Clone the Workshop’s Codebase

Throughout this workshop we’ll be covering several core concepts in AI-assisted debugging by fixing pre-prepared bugs in an example codebase, TaskFlow.

TaskFlow is a full-stack web application built with NextJS. We’ve already added several branches to the codebase that contain specific types of bugs you’re likely to find in real-world development scenarios, including:

  • Type check & linting bugs

  • Basic Logic Bugs

  • Full stack bugs that require server + client integration to debug

  • Database bugs

As the workshop progresses, you’ll gain experience pair-programming with Copilot and learn the best practices for debugging in different contexts.

Prepare Your Environment

  1. Install Docker Desktop

    1. IMPORTANT: If you’re installing for the first time, make sure you open the app and complete the setup steps before continuing.

  2. Set up VS Code with Copilot in Agent Mode

    1. Installing the GitHub Copilot Extension in VS Code

    2. Switch to Agent Mode - Switching Modes

  3. Install VS Code Extensions

    1. Dev Containers Extension

    2. Docker Container Tools Extension

    3. Docker Extension

  4. TaskFlow Demo App Cloned & Loaded in VS Code

    1. git clone https://github.com/bitovi/taskflow.git && cd taskflow

    2. IMPORTANT: Load the taskflow folder as a single folder, not as part of a workspace.

  1. TaskFlow loaded in a Dev Container

    1. CMD + Shift + PDev Containers: Reopen in Containers

    2. Or click the dialog box that should pop up

      1.  

  2. Run the setup script

    1. npm run setup

      1. This ensures that everything is configured properly (sometimes the dev container doesn’t do this properly on the first run)

  3. Copilot is able to view project files

    1. Prompt: “Tell me about my current project."

      1. It should be able to view your files and have context of the codebase.

✅ You’re Ready When…

  • You’re paired up.

  • TaskFlow is loaded in VS Code, and you’re able to run it.

  • Copilot can “see” your project.

Once everyone is set up, we’ll use TaskFlow to explore various debugging scenarios and how Copilot can assist in each.

Core Debugging Concepts

  1. Using Copilot to Run Your Project (15 min)

    1. Learn the basics of using Copilot to configure and run your app, including running development servers, tests and other basic tasks.

  2. Fixing Failing Tests (15 min)

    1. Use Copilot to fix failing unit tests

  3. Full-Stack Debugging with Structured Logging (15 min)

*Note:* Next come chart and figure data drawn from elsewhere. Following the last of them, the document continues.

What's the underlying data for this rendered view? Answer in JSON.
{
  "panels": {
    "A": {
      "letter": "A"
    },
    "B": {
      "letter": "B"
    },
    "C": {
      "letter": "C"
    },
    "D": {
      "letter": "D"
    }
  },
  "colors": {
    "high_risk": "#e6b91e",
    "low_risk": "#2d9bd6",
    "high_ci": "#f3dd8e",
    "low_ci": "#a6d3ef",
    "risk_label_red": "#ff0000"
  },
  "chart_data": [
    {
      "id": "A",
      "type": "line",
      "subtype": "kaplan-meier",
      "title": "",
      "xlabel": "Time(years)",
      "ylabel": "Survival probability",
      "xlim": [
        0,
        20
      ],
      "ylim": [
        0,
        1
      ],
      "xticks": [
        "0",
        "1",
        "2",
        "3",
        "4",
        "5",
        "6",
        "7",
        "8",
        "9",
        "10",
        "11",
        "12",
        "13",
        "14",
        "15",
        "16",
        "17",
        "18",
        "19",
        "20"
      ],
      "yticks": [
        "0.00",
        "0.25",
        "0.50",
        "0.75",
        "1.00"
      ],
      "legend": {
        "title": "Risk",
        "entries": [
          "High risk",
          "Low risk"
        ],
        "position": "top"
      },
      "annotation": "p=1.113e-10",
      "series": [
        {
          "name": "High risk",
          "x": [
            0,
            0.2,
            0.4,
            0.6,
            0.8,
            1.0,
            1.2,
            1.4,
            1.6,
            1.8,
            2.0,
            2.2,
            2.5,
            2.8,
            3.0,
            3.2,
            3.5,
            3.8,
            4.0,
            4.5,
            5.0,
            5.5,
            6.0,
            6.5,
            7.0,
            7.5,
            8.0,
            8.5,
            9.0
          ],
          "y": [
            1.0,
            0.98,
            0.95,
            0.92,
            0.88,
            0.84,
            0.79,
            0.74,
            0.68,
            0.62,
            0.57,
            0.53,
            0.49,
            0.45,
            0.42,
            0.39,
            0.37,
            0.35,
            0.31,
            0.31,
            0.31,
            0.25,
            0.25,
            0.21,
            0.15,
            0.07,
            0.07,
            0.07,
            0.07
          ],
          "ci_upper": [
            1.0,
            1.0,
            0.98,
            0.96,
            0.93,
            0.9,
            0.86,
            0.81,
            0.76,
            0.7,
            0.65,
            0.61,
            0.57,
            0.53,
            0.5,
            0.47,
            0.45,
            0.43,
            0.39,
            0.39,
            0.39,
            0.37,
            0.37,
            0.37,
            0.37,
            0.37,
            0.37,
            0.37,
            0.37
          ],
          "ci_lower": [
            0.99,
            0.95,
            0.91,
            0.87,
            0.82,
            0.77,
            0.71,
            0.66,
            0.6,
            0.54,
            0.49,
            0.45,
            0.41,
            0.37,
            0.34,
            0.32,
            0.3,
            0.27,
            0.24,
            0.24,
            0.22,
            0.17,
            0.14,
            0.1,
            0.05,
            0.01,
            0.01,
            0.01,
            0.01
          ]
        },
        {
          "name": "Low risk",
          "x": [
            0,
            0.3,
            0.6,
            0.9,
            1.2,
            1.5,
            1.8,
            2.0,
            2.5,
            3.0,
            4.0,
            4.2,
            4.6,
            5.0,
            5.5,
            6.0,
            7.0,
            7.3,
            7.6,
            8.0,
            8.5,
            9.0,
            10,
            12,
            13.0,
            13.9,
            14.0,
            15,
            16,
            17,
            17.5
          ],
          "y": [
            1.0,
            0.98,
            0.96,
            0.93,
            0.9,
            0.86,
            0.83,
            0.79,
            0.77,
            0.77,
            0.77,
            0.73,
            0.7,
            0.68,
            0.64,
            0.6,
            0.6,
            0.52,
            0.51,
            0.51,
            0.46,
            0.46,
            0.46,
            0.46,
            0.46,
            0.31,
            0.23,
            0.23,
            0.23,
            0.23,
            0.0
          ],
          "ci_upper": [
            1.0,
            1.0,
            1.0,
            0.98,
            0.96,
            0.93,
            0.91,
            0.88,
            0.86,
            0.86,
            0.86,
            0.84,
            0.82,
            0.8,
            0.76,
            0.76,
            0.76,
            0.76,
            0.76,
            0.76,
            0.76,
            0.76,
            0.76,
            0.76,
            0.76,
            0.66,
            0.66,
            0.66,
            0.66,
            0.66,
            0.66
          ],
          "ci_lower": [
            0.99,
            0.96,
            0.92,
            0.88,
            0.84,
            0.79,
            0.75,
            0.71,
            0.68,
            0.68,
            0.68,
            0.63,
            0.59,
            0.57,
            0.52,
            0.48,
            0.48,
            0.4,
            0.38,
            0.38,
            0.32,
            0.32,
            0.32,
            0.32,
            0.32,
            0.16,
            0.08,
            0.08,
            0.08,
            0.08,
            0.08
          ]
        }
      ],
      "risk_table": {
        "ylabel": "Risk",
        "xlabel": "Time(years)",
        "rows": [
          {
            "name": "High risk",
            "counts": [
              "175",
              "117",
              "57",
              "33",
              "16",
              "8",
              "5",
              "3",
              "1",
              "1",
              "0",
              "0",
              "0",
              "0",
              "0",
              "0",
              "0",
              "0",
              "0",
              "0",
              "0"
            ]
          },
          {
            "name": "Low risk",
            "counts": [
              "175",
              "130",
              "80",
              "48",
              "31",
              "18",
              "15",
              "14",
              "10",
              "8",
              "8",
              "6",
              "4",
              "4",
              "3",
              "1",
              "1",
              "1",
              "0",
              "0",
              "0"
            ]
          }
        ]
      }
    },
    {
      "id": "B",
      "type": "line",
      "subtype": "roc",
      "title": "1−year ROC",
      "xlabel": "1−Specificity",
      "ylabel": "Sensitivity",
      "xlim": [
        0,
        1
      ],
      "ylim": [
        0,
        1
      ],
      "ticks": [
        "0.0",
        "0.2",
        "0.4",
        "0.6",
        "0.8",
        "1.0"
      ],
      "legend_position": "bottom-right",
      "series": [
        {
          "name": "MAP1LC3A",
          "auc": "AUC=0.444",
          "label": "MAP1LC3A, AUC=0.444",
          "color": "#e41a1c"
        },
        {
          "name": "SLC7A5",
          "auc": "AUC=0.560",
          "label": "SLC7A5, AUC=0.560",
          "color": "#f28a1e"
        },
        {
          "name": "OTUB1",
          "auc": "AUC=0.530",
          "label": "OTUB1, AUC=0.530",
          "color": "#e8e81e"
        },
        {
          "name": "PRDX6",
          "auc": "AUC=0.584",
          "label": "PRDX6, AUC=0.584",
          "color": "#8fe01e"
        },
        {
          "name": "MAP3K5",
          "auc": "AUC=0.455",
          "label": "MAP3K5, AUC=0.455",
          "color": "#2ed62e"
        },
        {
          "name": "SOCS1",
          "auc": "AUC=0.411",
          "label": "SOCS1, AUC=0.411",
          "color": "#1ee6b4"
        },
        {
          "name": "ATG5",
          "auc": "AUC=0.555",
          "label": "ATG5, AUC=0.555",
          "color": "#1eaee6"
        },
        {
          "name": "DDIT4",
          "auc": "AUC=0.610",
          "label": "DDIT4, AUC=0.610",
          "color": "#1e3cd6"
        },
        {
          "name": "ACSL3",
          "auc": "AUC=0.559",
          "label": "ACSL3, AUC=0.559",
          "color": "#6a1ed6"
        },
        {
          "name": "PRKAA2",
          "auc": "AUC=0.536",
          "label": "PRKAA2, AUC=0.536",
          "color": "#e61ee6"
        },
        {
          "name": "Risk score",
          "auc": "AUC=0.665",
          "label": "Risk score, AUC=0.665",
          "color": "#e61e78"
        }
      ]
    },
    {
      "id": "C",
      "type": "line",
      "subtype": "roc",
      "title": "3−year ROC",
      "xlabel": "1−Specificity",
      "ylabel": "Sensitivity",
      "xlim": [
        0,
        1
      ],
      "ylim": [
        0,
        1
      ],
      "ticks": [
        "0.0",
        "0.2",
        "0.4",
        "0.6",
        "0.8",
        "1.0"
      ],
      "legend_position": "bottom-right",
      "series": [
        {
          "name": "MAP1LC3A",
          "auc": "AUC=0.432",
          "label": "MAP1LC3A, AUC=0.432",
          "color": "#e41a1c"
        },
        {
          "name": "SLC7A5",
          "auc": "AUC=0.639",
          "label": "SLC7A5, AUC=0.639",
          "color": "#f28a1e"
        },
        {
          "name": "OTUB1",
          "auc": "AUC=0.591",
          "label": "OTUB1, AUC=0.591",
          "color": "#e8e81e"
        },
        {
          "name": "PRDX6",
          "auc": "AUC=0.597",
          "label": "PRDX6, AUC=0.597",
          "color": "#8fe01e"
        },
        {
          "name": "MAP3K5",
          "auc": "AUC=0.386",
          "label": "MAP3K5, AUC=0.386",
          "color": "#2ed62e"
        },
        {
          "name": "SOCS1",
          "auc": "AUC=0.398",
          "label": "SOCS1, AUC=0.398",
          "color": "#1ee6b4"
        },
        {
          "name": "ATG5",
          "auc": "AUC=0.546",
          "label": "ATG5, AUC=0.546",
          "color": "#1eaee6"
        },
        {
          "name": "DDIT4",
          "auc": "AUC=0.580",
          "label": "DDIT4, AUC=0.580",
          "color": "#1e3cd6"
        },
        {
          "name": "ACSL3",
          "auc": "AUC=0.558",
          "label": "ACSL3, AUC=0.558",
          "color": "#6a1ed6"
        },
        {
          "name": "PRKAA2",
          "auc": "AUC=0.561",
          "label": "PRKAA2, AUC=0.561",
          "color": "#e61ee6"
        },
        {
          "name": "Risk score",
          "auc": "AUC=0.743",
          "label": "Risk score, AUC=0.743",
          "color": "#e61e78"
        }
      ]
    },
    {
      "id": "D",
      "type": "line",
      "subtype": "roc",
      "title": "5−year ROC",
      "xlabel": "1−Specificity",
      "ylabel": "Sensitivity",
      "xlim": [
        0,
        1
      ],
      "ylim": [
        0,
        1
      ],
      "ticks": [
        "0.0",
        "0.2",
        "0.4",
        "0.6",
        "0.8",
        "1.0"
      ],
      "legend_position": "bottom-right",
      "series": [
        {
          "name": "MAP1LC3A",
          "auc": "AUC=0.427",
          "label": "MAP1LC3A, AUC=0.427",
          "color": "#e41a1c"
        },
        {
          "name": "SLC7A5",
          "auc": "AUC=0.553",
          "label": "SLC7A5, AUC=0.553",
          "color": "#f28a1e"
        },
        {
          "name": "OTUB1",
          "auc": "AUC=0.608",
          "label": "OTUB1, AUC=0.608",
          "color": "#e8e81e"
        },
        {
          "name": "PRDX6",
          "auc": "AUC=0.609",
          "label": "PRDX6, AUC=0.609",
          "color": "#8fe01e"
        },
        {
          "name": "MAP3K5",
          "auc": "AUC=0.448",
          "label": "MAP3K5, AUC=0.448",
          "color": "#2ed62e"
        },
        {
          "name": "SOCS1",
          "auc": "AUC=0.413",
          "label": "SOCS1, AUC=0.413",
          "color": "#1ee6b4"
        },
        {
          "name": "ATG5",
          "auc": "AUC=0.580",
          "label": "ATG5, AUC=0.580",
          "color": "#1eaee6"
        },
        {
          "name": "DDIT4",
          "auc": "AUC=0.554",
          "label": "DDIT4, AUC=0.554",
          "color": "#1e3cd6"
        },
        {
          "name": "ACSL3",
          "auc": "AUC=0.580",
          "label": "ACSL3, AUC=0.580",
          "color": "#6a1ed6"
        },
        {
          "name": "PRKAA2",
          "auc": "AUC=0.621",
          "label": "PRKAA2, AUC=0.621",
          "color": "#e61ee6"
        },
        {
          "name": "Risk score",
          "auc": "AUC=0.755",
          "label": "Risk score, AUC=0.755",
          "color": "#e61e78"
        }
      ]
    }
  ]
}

    1. Learn how to debug complex execution environments by adding detailed logging.

  4. Debugging with MCP + PostgreSQL (15 min)

    1. Use Copilot to directly query a PostgreSQL database to help debug complex data bugs. You’ll also learn how to integrate with MCP servers.

Conclusion

Throughout this workshop, you transformed GitHub Copilot from a simple autocomplete tool into a full engineering partner. You learned how to let Copilot run commands, read terminal output, fix failing tests, debug complex client–server interactions with unified logs, and even query a live PostgreSQL database through MCP.

Each step expanded Copilot’s capabilities—and your ability to guide it:

  • You gave Copilot visibility into your project through the terminal.

  • You used structured prompts to walk it through the debugging loop.

  • You added logging and orchestration so it could reason across environments.

  • You connected it to external systems with MCP to inspect real data.

The key lesson is that Copilot becomes most effective when you provide context, structure, and visibility. With clear prompts and the right tools, Copilot can help you diagnose issues, trace behavior across systems, validate assumptions, and fix bugs end-to-end.

You now have a full toolbox for integrating Copilot into your real debugging workflows—from unit tests to full-stack behavior to database integrity. These skills will scale with your own projects and with the rapidly growing ecosystem of MCP-powered tools.

This is a starting point—continue exploring, experimenting, and shaping Copilot into the teammate you need.